I guess it depends on what you count as a “professional graphic designer.” The people who use AI to create horrible slop ads and click bait on Facebook have certainly replaced human graphic designers. In a way, I’m glad because now human designers aren’t stuck in those soul-sucking jobs. What that means is that the design jobs that are left are the ones that take real human judgement, creativity and background knowledge.

As a graphic designer, I don’t just churn out graphics. I meet with clients and talk with them about their communication goals and audience. I ask them important questions and give them ideas that they may not have considered. Good design is a conversation between a professional designer and the client with the communication need. In my experience with AI, the chatbots act like they are giving advice, but they are just parroting back what you said or what some rando on Reddit said about something. An experienced human designer has a history and wealth of knowledge that is more reliable. I also am willing to push back on my clients, if I think something has too much text or isn’t in the right format. That is the human judgement that is lacking with AI.
The AI is very good at acting like a professional designer, which is sometimes scary to contemplate. If I weren’t an experienced professional, I would have no idea what terrible design decisions or mistakes the AI is making. I worry for the designers just starting their careers though. Will there be those entry-level jobs for them, if anyone can pretend to be a designer with AI? How will designers build on the experience that is really necessary for professional design? It’s the same discussion that is happening right now with programming jobs.
Can you share an example of a project where AI accelerated your work, but human creativity and expertise ultimately determined the final outcome?

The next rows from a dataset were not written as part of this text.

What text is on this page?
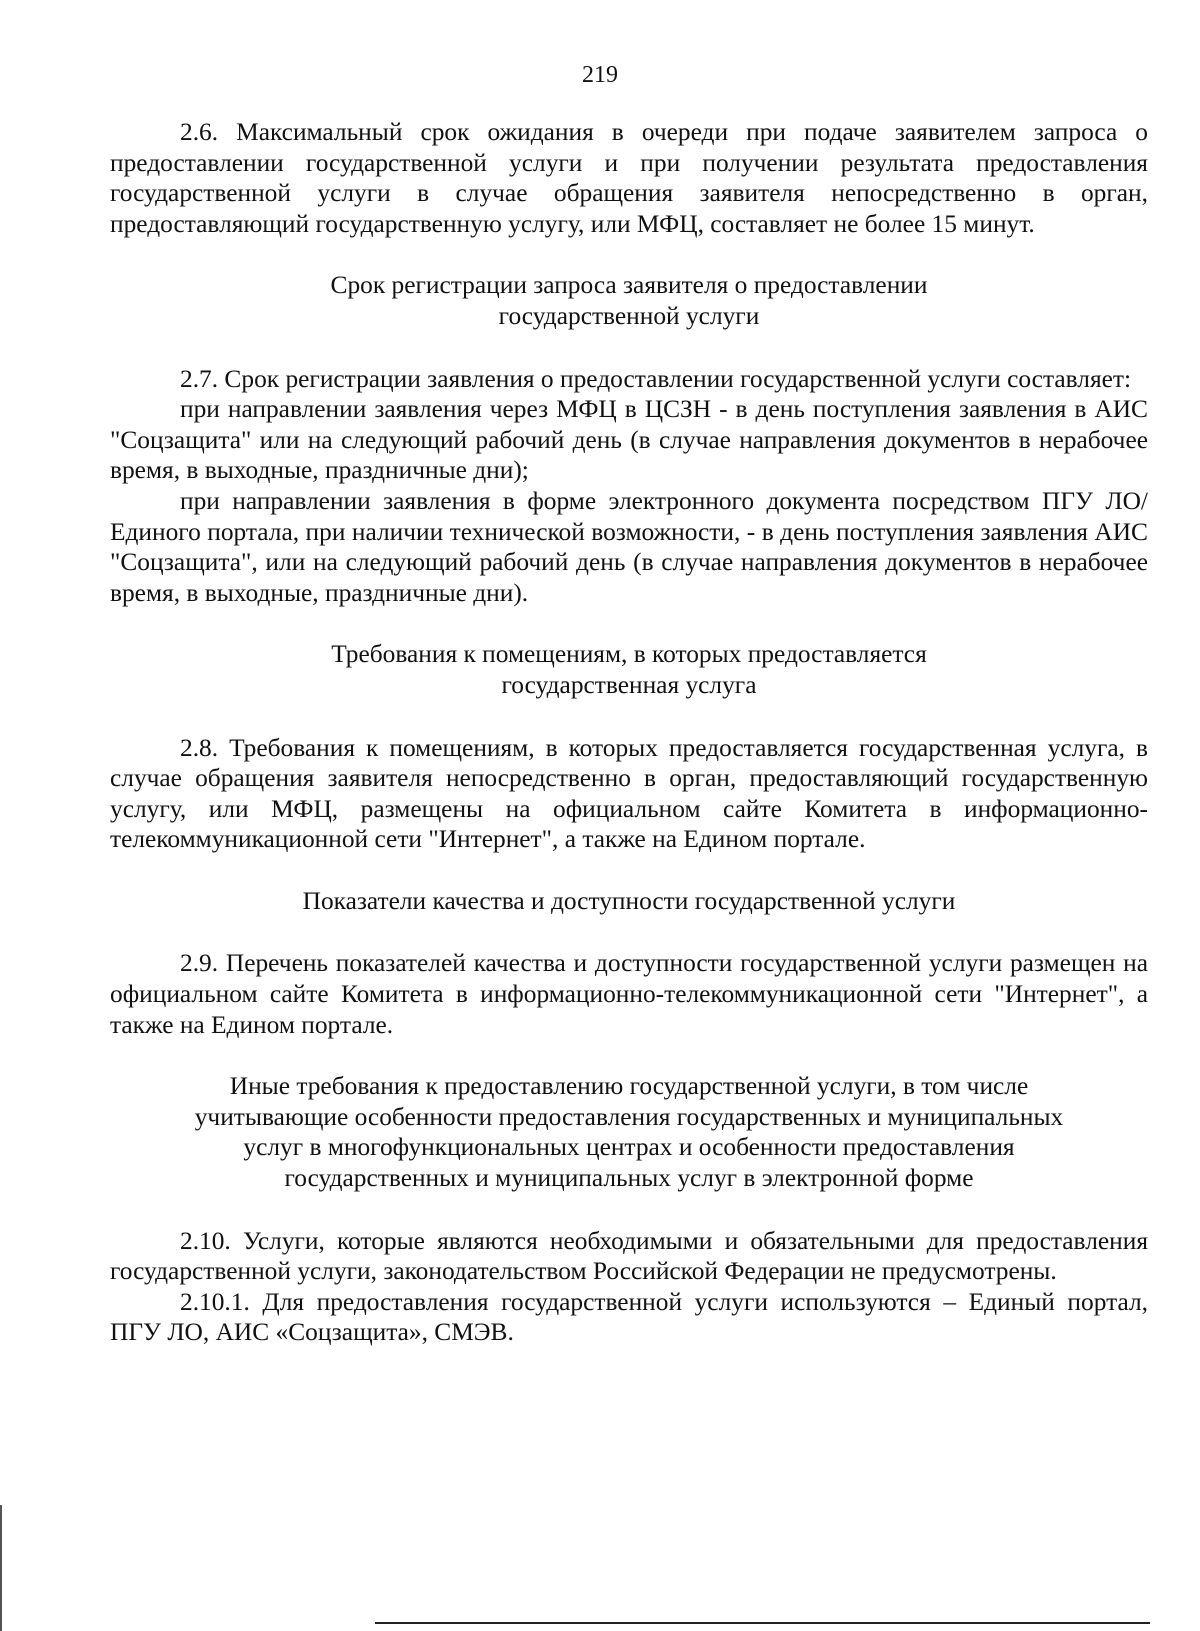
219

2.6. Максимальный срок ожидания в очереди при подаче заявителем запроса о предоставлении государственной услуги и при получении результата предоставления государственной услуги в случае обращения заявителя непосредственно в орган, предоставляющий государственную услугу, или МФЦ, составляет не более 15 минут.

Срок регистрации запроса заявителя о предоставлении
государственной услуги

2.7. Срок регистрации заявления о предоставлении государственной услуги составляет:

при направлении заявления через МФЦ в ЦСЗН - в день поступления заявления в АИС "Соцзащита" или на следующий рабочий день (в случае направления документов в нерабочее время, в выходные, праздничные дни);

при направлении заявления в форме электронного документа посредством ПГУ ЛО/Единого портала, при наличии технической возможности, - в день поступления заявления АИС "Соцзащита", или на следующий рабочий день (в случае направления документов в нерабочее время, в выходные, праздничные дни).

Требования к помещениям, в которых предоставляется
государственная услуга

2.8. Требования к помещениям, в которых предоставляется государственная услуга, в случае обращения заявителя непосредственно в орган, предоставляющий государственную услугу, или МФЦ, размещены на официальном сайте Комитета в информационно-телекоммуникационной сети "Интернет", а также на Едином портале.

Показатели качества и доступности государственной услуги

2.9. Перечень показателей качества и доступности государственной услуги размещен на официальном сайте Комитета в информационно-телекоммуникационной сети "Интернет", а также на Едином портале.

Иные требования к предоставлению государственной услуги, в том числе
учитывающие особенности предоставления государственных и муниципальных
услуг в многофункциональных центрах и особенности предоставления
государственных и муниципальных услуг в электронной форме

2.10. Услуги, которые являются необходимыми и обязательными для предоставления государственной услуги, законодательством Российской Федерации не предусмотрены.

2.10.1. Для предоставления государственной услуги используются – Единый портал, ПГУ ЛО, АИС «Соцзащита», СМЭВ.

Several years ago, I was sent an early learning mascot that a school team had generated using AI. They liked the dinosaur and overall feel, but it needed to be cleaned up, simplified, and recolored in the district’s color palette. They also needed versions for online use as well as simplified for screen printing. You can see from the images that I did quite a bit of work, including removing the nonsensical compass, simplifying the shirt and backpack, and making the background plants into real desert plants. The finished design was a vector file with multiple options for text, number of colors and orientation.